Tuttavia, malgrado un po’ delle città da dentro i loro confini amministrativi si fossero spostate all’interno dei territori dei comuni confinanti, le previsioni insediative rimanevano vigenti anche se non realizzate, poiché, appunto, risucchiate dalle migliori condizioni di mercato offerte, sia per la domanda, che per l’offerta, dagli abbondanti terreni ex agricoli dei comuni di cintura. Quindi che farne di quel potenziale edificatorio inespresso ma computato dai vecchi PRG? E’ possibile far tornare a destinazione agricola dei terreni dove magari si coltiva qualcosa ma per i quali il piano urbanistico prevede un’edificabilità? Di primo acchito viene da rispondere sì ma questo ragionamento lineare si contra con lo scoglio della controversa questione dei vincoli urbanistici, cioè della possibilità di separare la proprietà del suolo dalla sua edificabilità.
In sostanza vincolare un terreno ad una destinazione che preveda solo marginalmente l’edificazione, come quella agricola, va di pari passo con il riconoscimento della sua funzione intrinseca, che non è quella di ospitare volumi edilizi ma di consentire la produzione di beni primari ed anche di preservarne valori paesaggistici che sono intrinsecamente connessi. Ai proprietari del suolo non edificato, secondo la giurisprudenza vigente nulla è dovuto in termini d’indennizzo per la sua mancata urbanizzazione, ci ricordano Edoardo Salzano e Vincenzo Cerulli Irelli. (Cfr.
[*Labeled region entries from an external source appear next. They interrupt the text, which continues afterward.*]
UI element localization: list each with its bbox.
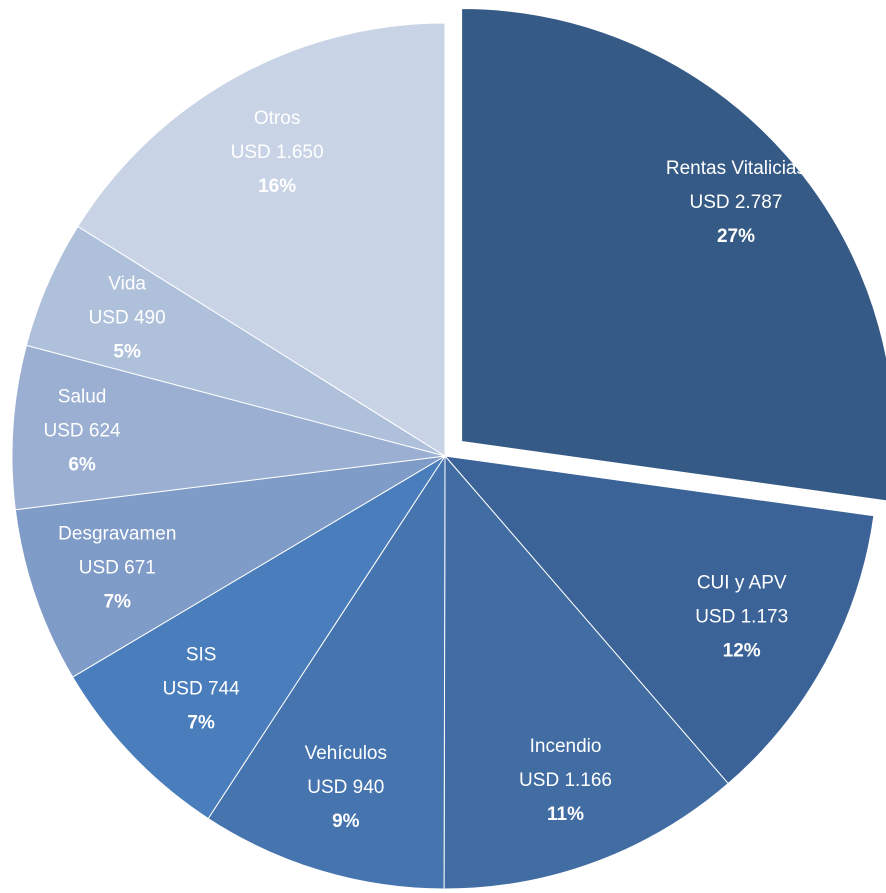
- slice-name: Vehículos: [305, 743, 387, 764]
- slice-percent: 7%: [187, 713, 215, 734]
- pie-slice: [77, 22, 446, 457]
- pie-slice: [207, 454, 446, 890]
- slice-percent: 7%: [104, 591, 132, 612]
- slice-name: Rentas Vitalicias: [666, 158, 806, 179]
- slice-percent: 16%: [258, 176, 296, 197]
- slice-percent: 5%: [113, 341, 141, 362]
- slice-percent: 9%: [332, 811, 360, 832]
- slice-value: USD 1.166: [519, 770, 612, 791]
- pie-slice: [443, 455, 875, 785]
- pie-slice: [72, 455, 446, 820]
- slice-name: Desgravamen: [58, 523, 176, 544]
- slice-name: Otros: [254, 108, 300, 129]
- pie-slice: [443, 454, 729, 890]
- slice-name: Incendio: [530, 736, 602, 757]
- slice-value: USD 1.650: [231, 142, 324, 163]
- slice-value: USD 671: [79, 557, 156, 578]
- slice-percent: 11%: [547, 804, 584, 825]
- slice-value: USD 940: [307, 777, 384, 798]
- slice-value: USD 490: [89, 307, 166, 328]
- slice-value: USD 1.173: [695, 606, 788, 627]
- slice-name: CUI y APV: [697, 572, 787, 593]
- slice-name: Vida: [108, 273, 146, 294]
- pie-slice: [461, 8, 886, 502]
- slice-value: USD 2.787: [689, 192, 782, 213]
- slice-value: USD 624: [44, 421, 122, 442]
- slice-percent: 6%: [68, 455, 96, 476]
- slice-percent: 12%: [723, 640, 761, 661]
- slice-percent: 27%: [717, 226, 755, 247]
- pie-slice: [11, 344, 446, 511]
- slice-name: SIS: [186, 645, 217, 666]
- pie-slice: [14, 455, 446, 678]
- slice-value: USD 744: [163, 679, 241, 700]
- slice-name: Salud: [58, 387, 107, 408]
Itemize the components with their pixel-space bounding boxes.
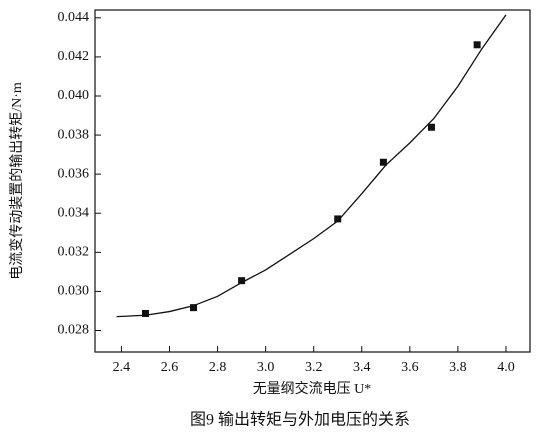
x-tick-label: 3.8: [449, 360, 467, 375]
plot-frame: [94, 9, 531, 353]
y-tick-label: 0.044: [58, 10, 90, 25]
x-tick-label: 3.4: [353, 360, 371, 375]
x-tick-label: 3.2: [305, 360, 323, 375]
y-tick-label: 0.042: [58, 49, 90, 64]
data-point: [473, 41, 481, 49]
x-tick-label: 2.8: [209, 360, 227, 375]
data-point: [141, 310, 149, 318]
x-tick-label: 2.4: [113, 360, 131, 375]
data-point: [427, 123, 435, 131]
data-point: [190, 304, 198, 312]
y-axis-label: 电流变传动装置的输出转矩/N·m: [9, 82, 25, 280]
y-tick-label: 0.034: [58, 205, 90, 220]
fit-curve: [116, 14, 507, 318]
x-tick-label: 3.0: [257, 360, 275, 375]
x-tick-label: 3.6: [401, 360, 419, 375]
y-tick-label: 0.038: [58, 127, 90, 142]
x-axis-label: 无量纲交流电压 U*: [253, 380, 372, 397]
y-tick-label: 0.030: [58, 284, 90, 299]
y-tick-label: 0.028: [58, 323, 90, 338]
y-tick-label: 0.040: [58, 88, 90, 103]
data-point: [334, 215, 342, 223]
x-tick-label: 4.0: [497, 360, 515, 375]
chart-title: 图9 输出转矩与外加电压的关系: [190, 411, 410, 429]
y-tick-label: 0.032: [58, 245, 90, 260]
data-point: [379, 158, 387, 166]
x-tick-label: 2.6: [161, 360, 179, 375]
data-point: [238, 277, 246, 285]
y-tick-label: 0.036: [58, 166, 90, 181]
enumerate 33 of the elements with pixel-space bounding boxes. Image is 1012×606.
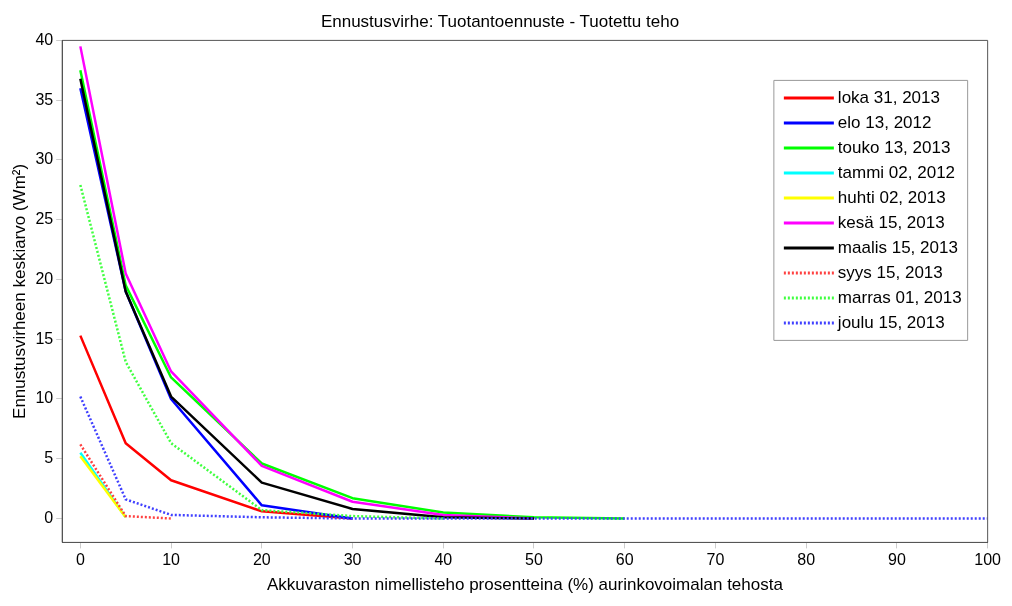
y-tick-label: 0 [44,508,54,526]
x-tick-label: 100 [974,551,1002,569]
x-tick-label: 30 [343,551,362,569]
x-tick-label: 60 [615,551,634,569]
legend-label: maalis 15, 2013 [837,237,958,257]
x-tick-label: 20 [252,551,271,569]
chart-title: Ennustusvirhe: Tuotantoennuste - Tuotettu teho [320,11,680,31]
legend-label: huhti 02, 2013 [837,187,946,207]
legend-label: kesä 15, 2013 [837,212,945,232]
legend-label: syys 15, 2013 [837,262,943,282]
x-tick-label: 90 [888,551,906,569]
x-tick-label: 70 [706,551,725,569]
y-tick-label: 25 [35,210,54,228]
x-tick-label: 80 [797,551,816,569]
legend-label: touko 13, 2013 [837,137,951,157]
x-tick-label: 10 [162,551,181,569]
legend-label: elo 13, 2012 [837,112,932,132]
legend-label: tammi 02, 2012 [837,162,956,182]
y-tick-label: 20 [35,269,54,287]
legend-label: joulu 15, 2013 [836,312,945,332]
x-axis-title: Akkuvaraston nimellisteho prosentteina (%) aurinkovoimalan tehosta [266,575,784,595]
legend-label: loka 31, 2013 [837,87,940,107]
y-tick-label: 5 [44,449,54,467]
y-tick-label: 30 [35,150,54,168]
legend-label: marras 01, 2013 [837,287,962,307]
y-tick-label: 35 [35,90,54,108]
y-axis-title: Ennustusvirheen keskiarvo (Wm²) [9,163,29,419]
x-tick-label: 50 [525,551,543,569]
x-tick-label: 40 [434,551,453,569]
y-tick-label: 10 [35,389,54,407]
x-tick-label: 0 [75,551,85,569]
y-tick-label: 40 [35,30,54,48]
y-tick-label: 15 [35,329,54,347]
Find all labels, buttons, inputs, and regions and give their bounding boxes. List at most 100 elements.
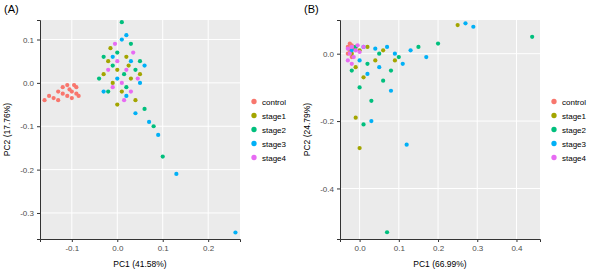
axis-line [341, 240, 541, 243]
legend-label: stage2 [262, 126, 287, 135]
tick: 0.1 [158, 239, 170, 253]
point [416, 45, 420, 49]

E. Salzano,
Forse che il diritto impone di compensare i vincoli sul territorio? e
E’ confermato: non esistono “diritti edificatori” né “vocazioni edificatorie” di suoli non ancora edificati, oltre al parere di
V. Cerulli Irelli ).
Il problema però si pone quando la non edificabilità di un suolo è determinata dalla sua destinazione ad una funzione di pubblico interesse, come ospitare una scuola, un parco, o un campo sportivo. Ed è qui che s’insinua il dispositivo pensato per aggirare l’ostacolo più grosso fino ad oggi incontrato dall’attuazione delle previsioni urbanistiche: il dover procedere all’esproprio delle aree vincolate per la realizzazione di servizi pubblici indennizzandole a prezzi di mercato. La distanza tra la città pubblica pensata dalla pianificazione urbanistica e quella realizzata dalle scelte della rendita immobiliare è incolmabile: tanto vale venire a patti con chi non si può battere per manifesta superiorità. E’ dalla presa d’atto della sostanziale impossibilità di regolare il mercato che si fanno avanti proposte tese, appunto, ad utilizzarne gli strumenti.
Perequazione
Se si devono realizzare quelle dotazioni di attrezzature collettive delle quali le città italiane sono cronicamente sottodotate, in confronto a quanto avviene nel resto del mondo sviluppato, meglio quindi mettersi d’accordo con la rendita immobiliare, invece di contrastarla a colpi di vincoli sui quali si blocca l’attuazione delle previsioni di piano. Se gli indennizzi non si vogliono pagare a prezzi di mercato e se si vogliono evitare i conteziosi che spesso accompagnano la cancellazione di previsioni edificatorie, se non si vuole premiare i pochi fortunati che possiedono un terreno già edificato o di confermata edificabilità, si può tentare di distribuire equamente i vantaggi economici connessi ai cambi di destinazione d’uso. Poco e a tutti è in teoria concesso di edificare, salvo poi mettersi d’accordo sul dove e sul che cosa. E’ il principio del pianificar facendo assunto dal PRG di Roma come prassi consolidata, dopo anni di programmazione negoziata che ha consentito agli operatori di avere ampi margini di trattativa con l’amministrazione comunale.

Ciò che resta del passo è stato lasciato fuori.